Als ob nur feinste Staubpartikel des grauen Grafits auf dem weissen Papier zurückgeblieben wären, derart subtil bearbeitet Luo Mingjun in ihren neusten Zeichnungen das Papier mit dem Bleistift. Weder Vorzeichnungen, Umrisslinien noch Einkerbungen oder Spuren der Bleistiftspitze sind vorhanden. Die Struktur des Zeichnungspapiers ist unversehrt und Träger leichtester Materie. An gewissen Orten haben sich die Staubkörner angesammelt und bilden ein Motiv, das beim nächsten Luftzug wieder zu zerstreuen droht. Staub ist wie Rauch, verweht beim leisesten Windhauch und wandert weiter. An einigen Stellen gar ist der Übergang von der leeren Fläche zur Materie kaum sichtbar.


Zwischentitel

尘 Staub, so lautet der von Luo Mingjun für ihre erste Museumseinzelausstellung und der vorliegenden Publikation gewählte Titel, ist ein stark von der chinesischen Kultur geprägter Begriff und weist direkt auf die Herkunft der Künstlerin hin. In der christlichen Kultur wird Staub primär mit der Erde – Staub ist es woher wir kommen, Staub ist es wohin wir gehen – in Verbindung gebracht. Ansonsten ist das Substantiv im Abendland primär eine Sammelbezeichnung ohne symbolischen Gehalt für „feinste feste Teilchen, die in Gassen, insbesondere in der Luft aufgewirbelt lange Zeit schweben können. […] Eine allgegenwärtige Form des Staubes, der aus organischem und anorganischem Material bestehen kann, ist Hausstaub.“1 Inzwischen ist in Zusammenhang mit der Umweltverschmutzung auch der Feinstaub im allgemeinen Sprachgebrauch häufig, der sich jedoch ebenfalls auf die Beschreibung der Materie konzentriert.

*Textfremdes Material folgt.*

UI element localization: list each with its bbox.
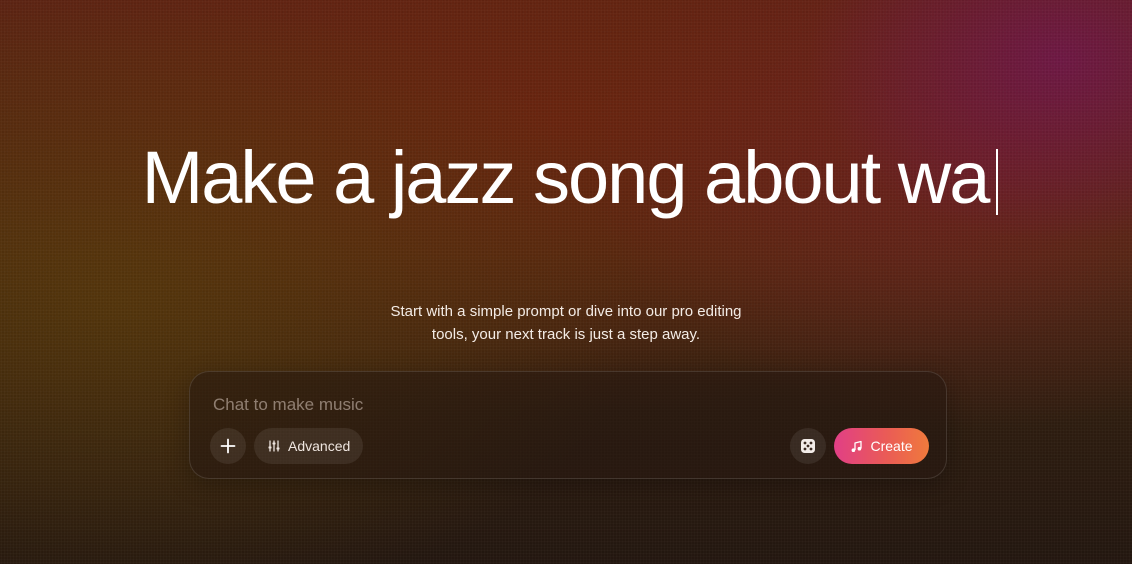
- hero-subtitle: Start with a simple prompt or dive into …: [0, 300, 1132, 346]
- typing-caret: [996, 149, 999, 215]
- music-prompt-composer: Advanced Create: [189, 371, 947, 479]
- hero-headline: Make a jazz song about wa: [142, 138, 999, 218]
- sliders-icon: [268, 440, 280, 452]
- create-button-label: Create: [870, 438, 913, 454]
- dice-icon: [800, 438, 816, 454]
- advanced-button-label: Advanced: [288, 438, 351, 454]
- music-note-icon: [850, 440, 863, 453]
- advanced-button[interactable]: Advanced: [254, 428, 364, 464]
- add-attachment-button[interactable]: [210, 428, 246, 464]
- background-grain: [0, 0, 1132, 564]
- hero-headline-text: Make a jazz song about wa: [141, 136, 991, 219]
- hero-subtitle-line-2: tools, your next track is just a step aw…: [431, 326, 701, 343]
- random-prompt-button[interactable]: [790, 428, 826, 464]
- hero-headline-container: Make a jazz song about wa: [0, 138, 1132, 218]
- hero-subtitle-line-1: Start with a simple prompt or dive into …: [390, 303, 742, 320]
- prompt-input[interactable]: [213, 392, 773, 418]
- plus-icon: [220, 438, 236, 454]
- create-button[interactable]: Create: [834, 428, 929, 464]
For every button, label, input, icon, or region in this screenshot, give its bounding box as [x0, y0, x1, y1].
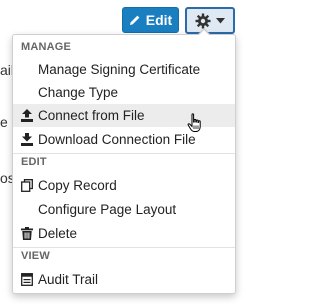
caret-down-icon — [216, 17, 225, 24]
section-header-manage: MANAGE — [21, 41, 72, 53]
menu-item-label: Connect from File — [38, 108, 145, 123]
menu-item-change-type[interactable]: Change Type — [13, 81, 235, 104]
menu-caret-fill — [198, 30, 210, 36]
edit-button-label: Edit — [145, 12, 173, 28]
menu-item-label: Download Connection File — [38, 132, 196, 147]
menu-item-configure-page-layout[interactable]: Configure Page Layout — [13, 198, 235, 221]
list-icon — [21, 273, 33, 287]
menu-item-delete[interactable]: Delete — [13, 222, 235, 245]
upload-icon — [21, 109, 33, 123]
copy-icon — [21, 179, 33, 193]
menu-divider — [13, 247, 235, 248]
menu-item-label: Copy Record — [38, 178, 117, 193]
menu-item-label: Audit Trail — [38, 272, 99, 287]
trash-icon — [21, 227, 33, 241]
edit-button[interactable]: Edit — [122, 7, 179, 33]
download-icon — [21, 133, 33, 147]
gear-icon — [195, 13, 211, 29]
background-text-fragment: e — [0, 114, 8, 130]
menu-item-label: Delete — [38, 226, 78, 241]
section-header-edit: EDIT — [21, 156, 47, 168]
menu-item-copy-record[interactable]: Copy Record — [13, 174, 235, 197]
menu-item-label: Manage Signing Certificate — [38, 62, 201, 77]
section-header-view: VIEW — [21, 250, 50, 262]
menu-item-label: Change Type — [38, 85, 119, 100]
menu-item-audit-trail[interactable]: Audit Trail — [13, 268, 235, 291]
menu-item-manage-signing-certificate[interactable]: Manage Signing Certificate — [13, 58, 235, 81]
hand-pointer-icon — [187, 113, 205, 138]
menu-divider — [13, 153, 235, 154]
settings-dropdown-menu: MANAGE Manage Signing Certificate Change… — [12, 34, 236, 294]
menu-item-label: Configure Page Layout — [38, 202, 177, 217]
pencil-icon — [129, 14, 141, 26]
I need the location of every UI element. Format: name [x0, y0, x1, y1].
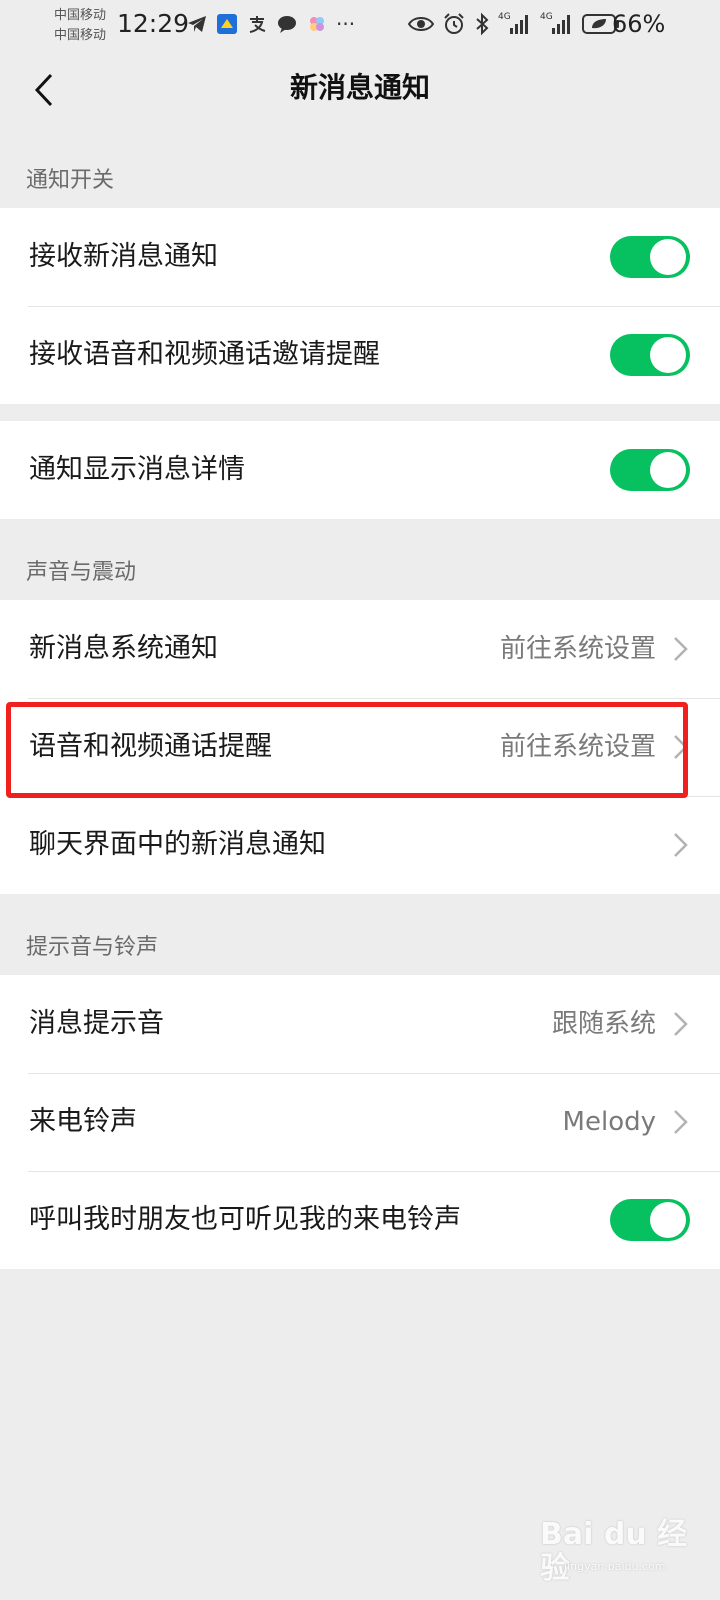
- signal-1: 4G: [498, 12, 532, 36]
- notification-icons: ···: [186, 10, 355, 38]
- row-label: 接收语音和视频通话邀请提醒: [29, 339, 380, 370]
- signal-icon: [552, 15, 570, 34]
- app-icon: [217, 14, 237, 34]
- group-message-detail: 通知显示消息详情: [0, 421, 720, 519]
- battery-percent: 66%: [612, 10, 666, 38]
- chevron-right-icon: [674, 735, 688, 759]
- toggle-receive-call-invite[interactable]: [610, 334, 690, 376]
- eye-icon: [408, 17, 434, 31]
- network-type-1: 4G: [498, 12, 511, 22]
- chevron-right-icon: [674, 1012, 688, 1036]
- toggle-knob: [650, 239, 686, 275]
- flower-app-icon: [310, 17, 324, 31]
- toggle-knob: [650, 1202, 686, 1238]
- chevron-right-icon: [674, 833, 688, 857]
- toggle-knob: [650, 452, 686, 488]
- row-show-message-detail[interactable]: 通知显示消息详情: [0, 421, 720, 519]
- watermark-url: jingyan.baidu.com: [564, 1560, 666, 1573]
- section-header-notify-switch: 通知开关: [26, 168, 115, 193]
- carrier-2: 中国移动: [54, 28, 107, 43]
- bluetooth-icon: [476, 12, 489, 36]
- row-value: 跟随系统: [551, 1009, 656, 1039]
- chat-bubble-icon: [278, 16, 296, 33]
- toggle-friends-hear-ringtone[interactable]: [610, 1199, 690, 1241]
- row-label: 新消息系统通知: [29, 633, 218, 664]
- row-label: 接收新消息通知: [29, 241, 218, 272]
- row-receive-call-invite[interactable]: 接收语音和视频通话邀请提醒: [0, 306, 720, 404]
- row-value: Melody: [562, 1107, 656, 1137]
- row-label: 消息提示音: [29, 1008, 164, 1039]
- telegram-icon: [188, 16, 206, 32]
- row-label: 聊天界面中的新消息通知: [29, 829, 326, 860]
- signal-2: 4G: [540, 12, 574, 36]
- group-tones: 消息提示音 跟随系统 来电铃声 Melody 呼叫我时朋友也可听见我的来电铃声: [0, 975, 720, 1269]
- page-title: 新消息通知: [289, 71, 430, 104]
- network-type-2: 4G: [540, 12, 553, 22]
- carrier-info: 中国移动 中国移动: [54, 6, 106, 46]
- section-header-tones: 提示音与铃声: [26, 935, 159, 960]
- group-sound-vibrate: 新消息系统通知 前往系统设置 语音和视频通话提醒 前往系统设置 聊天界面中的新消…: [0, 600, 720, 894]
- row-value: 前往系统设置: [499, 732, 656, 762]
- system-icons: 4G 4G: [408, 10, 620, 38]
- row-label: 呼叫我时朋友也可听见我的来电铃声: [29, 1204, 461, 1235]
- row-friends-hear-ringtone[interactable]: 呼叫我时朋友也可听见我的来电铃声: [0, 1171, 720, 1269]
- row-label: 语音和视频通话提醒: [29, 731, 272, 762]
- row-value: 前往系统设置: [499, 634, 656, 664]
- row-chat-new-message[interactable]: 聊天界面中的新消息通知: [0, 796, 720, 894]
- chevron-right-icon: [674, 637, 688, 661]
- carrier-1: 中国移动: [54, 8, 107, 23]
- status-bar: 中国移动 中国移动 12:29 ··· 4G 4G 66%: [0, 0, 720, 56]
- status-time: 12:29: [117, 9, 190, 38]
- toggle-receive-new-message[interactable]: [610, 236, 690, 278]
- more-notifications: ···: [336, 12, 356, 36]
- nav-bar: 新消息通知: [0, 56, 720, 122]
- chevron-right-icon: [674, 1110, 688, 1134]
- alipay-icon: [249, 16, 266, 33]
- group-notify-switch: 接收新消息通知 接收语音和视频通话邀请提醒: [0, 208, 720, 404]
- alarm-icon: [444, 13, 464, 34]
- signal-icon: [510, 15, 528, 34]
- watermark-logo: Bai du 经验: [540, 1517, 688, 1586]
- toggle-show-message-detail[interactable]: [610, 449, 690, 491]
- toggle-knob: [650, 337, 686, 373]
- row-call-reminder[interactable]: 语音和视频通话提醒 前往系统设置: [0, 698, 720, 796]
- row-label: 通知显示消息详情: [29, 454, 245, 485]
- watermark: Bai du 经验 jingyan.baidu.com: [540, 1496, 710, 1586]
- row-message-tone[interactable]: 消息提示音 跟随系统: [0, 975, 720, 1073]
- row-label: 来电铃声: [29, 1106, 137, 1137]
- row-system-notification[interactable]: 新消息系统通知 前往系统设置: [0, 600, 720, 698]
- row-ringtone[interactable]: 来电铃声 Melody: [0, 1073, 720, 1171]
- row-receive-new-message[interactable]: 接收新消息通知: [0, 208, 720, 306]
- section-header-sound-vibrate: 声音与震动: [26, 560, 137, 585]
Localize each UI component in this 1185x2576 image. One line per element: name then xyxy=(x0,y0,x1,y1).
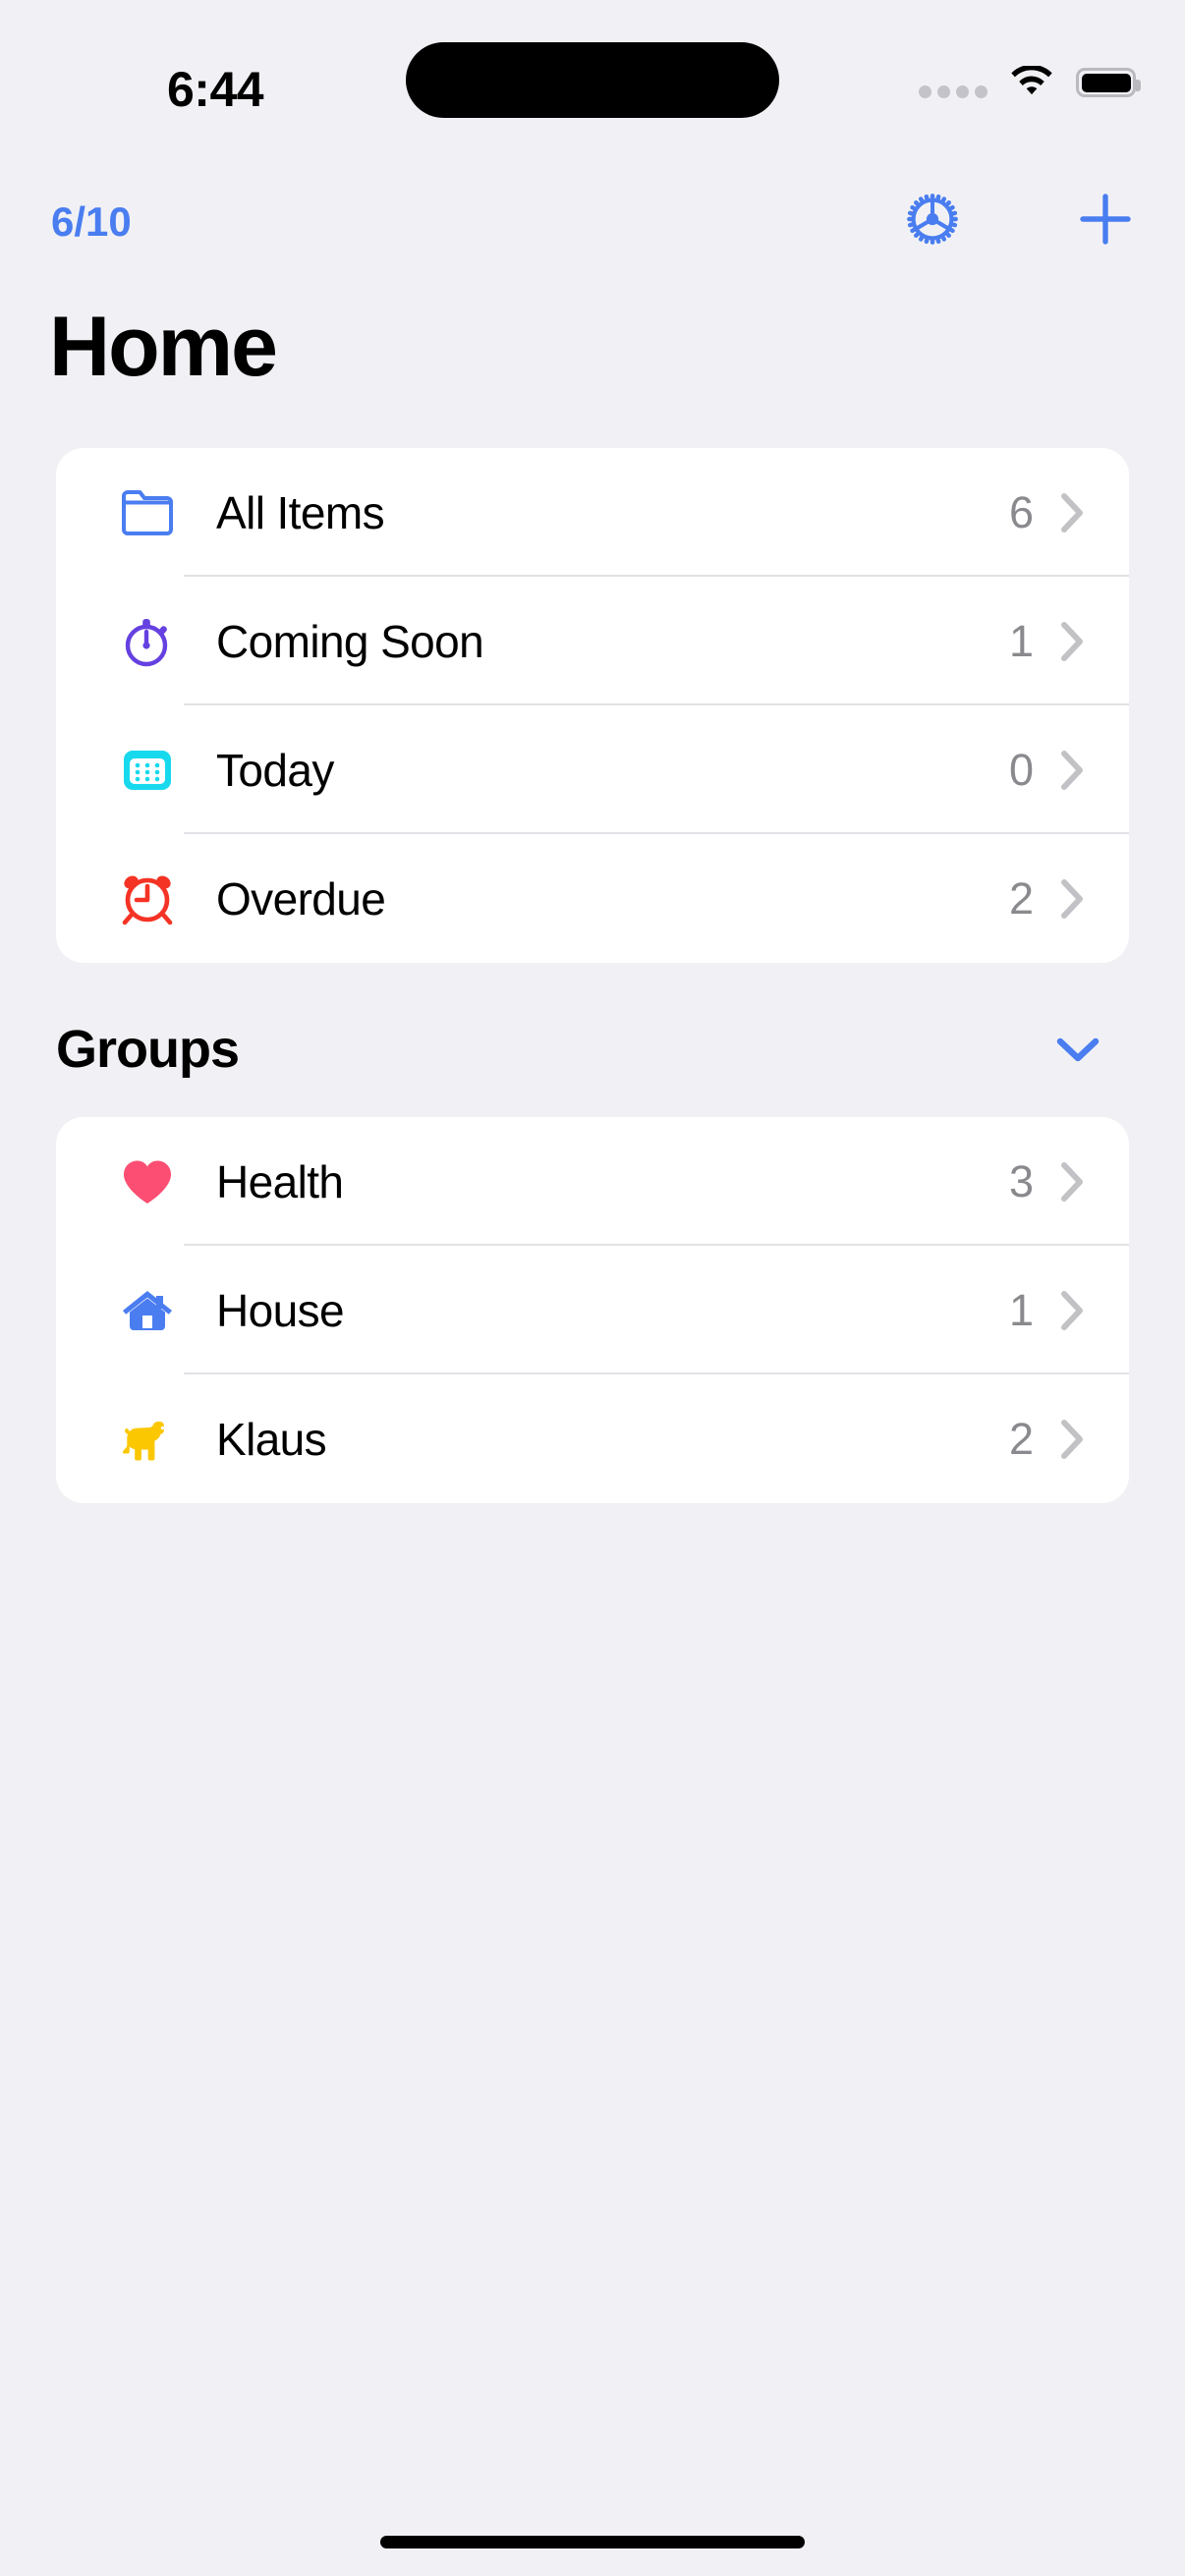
status-bar-indicators xyxy=(919,61,1141,104)
plus-icon xyxy=(1080,194,1131,245)
wifi-icon xyxy=(1011,66,1052,95)
navigation-actions xyxy=(900,187,1138,252)
stopwatch-icon xyxy=(118,614,177,669)
list-row-count: 6 xyxy=(1008,486,1034,537)
navigation-bar: 6/10 xyxy=(0,187,1185,275)
groups-card: Health 3 House 1 Klaus 2 xyxy=(56,1117,1129,1503)
chevron-right-icon xyxy=(1059,1160,1085,1204)
calendar-icon xyxy=(118,745,177,796)
heart-icon xyxy=(118,1156,177,1207)
chevron-right-icon xyxy=(1059,1418,1085,1461)
groups-collapse-button[interactable] xyxy=(1048,1020,1107,1079)
dog-icon xyxy=(118,1416,177,1463)
home-indicator[interactable] xyxy=(380,2536,805,2548)
group-row-label: Klaus xyxy=(216,1413,327,1465)
folder-icon xyxy=(118,488,177,537)
list-row-label: All Items xyxy=(216,486,385,538)
list-row-overdue[interactable]: Overdue 2 xyxy=(56,834,1129,963)
list-row-label: Overdue xyxy=(216,872,386,924)
chevron-right-icon xyxy=(1059,491,1085,534)
group-row-count: 2 xyxy=(1008,1413,1034,1464)
smart-lists-card: All Items 6 Coming Soon 1 Today 0 Overdu… xyxy=(56,448,1129,963)
list-row-coming-soon[interactable]: Coming Soon 1 xyxy=(56,577,1129,705)
group-row-health[interactable]: Health 3 xyxy=(56,1117,1129,1246)
group-row-count: 3 xyxy=(1008,1155,1034,1206)
gear-icon xyxy=(907,194,958,245)
group-row-klaus[interactable]: Klaus 2 xyxy=(56,1374,1129,1503)
signal-dots-icon xyxy=(919,63,988,102)
list-row-label: Today xyxy=(216,744,334,796)
groups-title: Groups xyxy=(56,1020,240,1079)
chevron-right-icon xyxy=(1059,620,1085,663)
battery-full-icon xyxy=(1076,68,1141,97)
list-row-today[interactable]: Today 0 xyxy=(56,705,1129,834)
group-row-house[interactable]: House 1 xyxy=(56,1246,1129,1374)
group-row-count: 1 xyxy=(1008,1284,1034,1335)
chevron-right-icon xyxy=(1059,1289,1085,1332)
progress-counter-label[interactable]: 6/10 xyxy=(51,198,132,246)
list-row-count: 2 xyxy=(1008,872,1034,924)
status-bar-time: 6:44 xyxy=(167,62,264,117)
list-row-count: 1 xyxy=(1008,615,1034,666)
app-screen: 6:44 6/10 Home All Items 6 Coming Soon 1… xyxy=(0,0,1185,2576)
group-row-label: House xyxy=(216,1284,345,1336)
dynamic-island xyxy=(406,42,779,118)
add-button[interactable] xyxy=(1073,187,1138,252)
settings-button[interactable] xyxy=(900,187,965,252)
list-row-count: 0 xyxy=(1008,744,1034,795)
chevron-right-icon xyxy=(1059,749,1085,792)
page-title: Home xyxy=(49,300,278,394)
groups-section-header: Groups xyxy=(56,1000,1129,1098)
group-row-label: Health xyxy=(216,1155,344,1207)
status-bar: 6:44 xyxy=(0,0,1185,157)
house-icon xyxy=(118,1285,177,1336)
alarm-clock-icon xyxy=(118,871,177,926)
chevron-right-icon xyxy=(1059,877,1085,921)
list-row-all-items[interactable]: All Items 6 xyxy=(56,448,1129,577)
chevron-down-icon xyxy=(1056,1037,1100,1062)
list-row-label: Coming Soon xyxy=(216,615,484,667)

Ganz anders ist der Ausdruck in China konnotiert. Nebst der profanen Bedeutung hat Staub in der chinesischen Sprache einen vielschichtigen, tiefgründigen Bedeutungsgehalt. So ist ein Staubkorn, nach der Ideologie des Buddhismus zufolge, Sinnbild für das einzelne Menschenleben auf Erden. Oder nach der kommunistischen Auffassung des Gründers der Volksrepublik Chinas, Mao Tse-tung, ist es an uns selbst, jeden Tag den Staub aus dem Hirn zu wischen, da sich dieser sonst nicht von selbst entferne. Und nach der als authentisch chinesisch angesehenen Religion, dem Taoismus zufolge, erreichen wir nur dann die höchste Reinheit, wenn wir frei von jeglichem Staub sind. „Roter Staub“ wiederum bedeutet im Chinesischen das alltägliche Leben per se. Die Interpretation von Luos Werk

durch den Leiter der Abteilung für Kunsttheorie an der Kunstakademie in Peking, Zou Yuejins, ist daher besonders interessant. Sie zeigt die Sicht vom Blickwinkel der chinesischen Kultur aus und gibt Einblick in die komplexe Bedeutung des Begriffs.2 Seine Ausführungen zeigen auch, dass das chinesische Zeichen 尘 im Prinzip nicht mit einem Wort in unsere Sprache übersetzt werden kann, will man seiner Vielschichtigkeit gerecht werden.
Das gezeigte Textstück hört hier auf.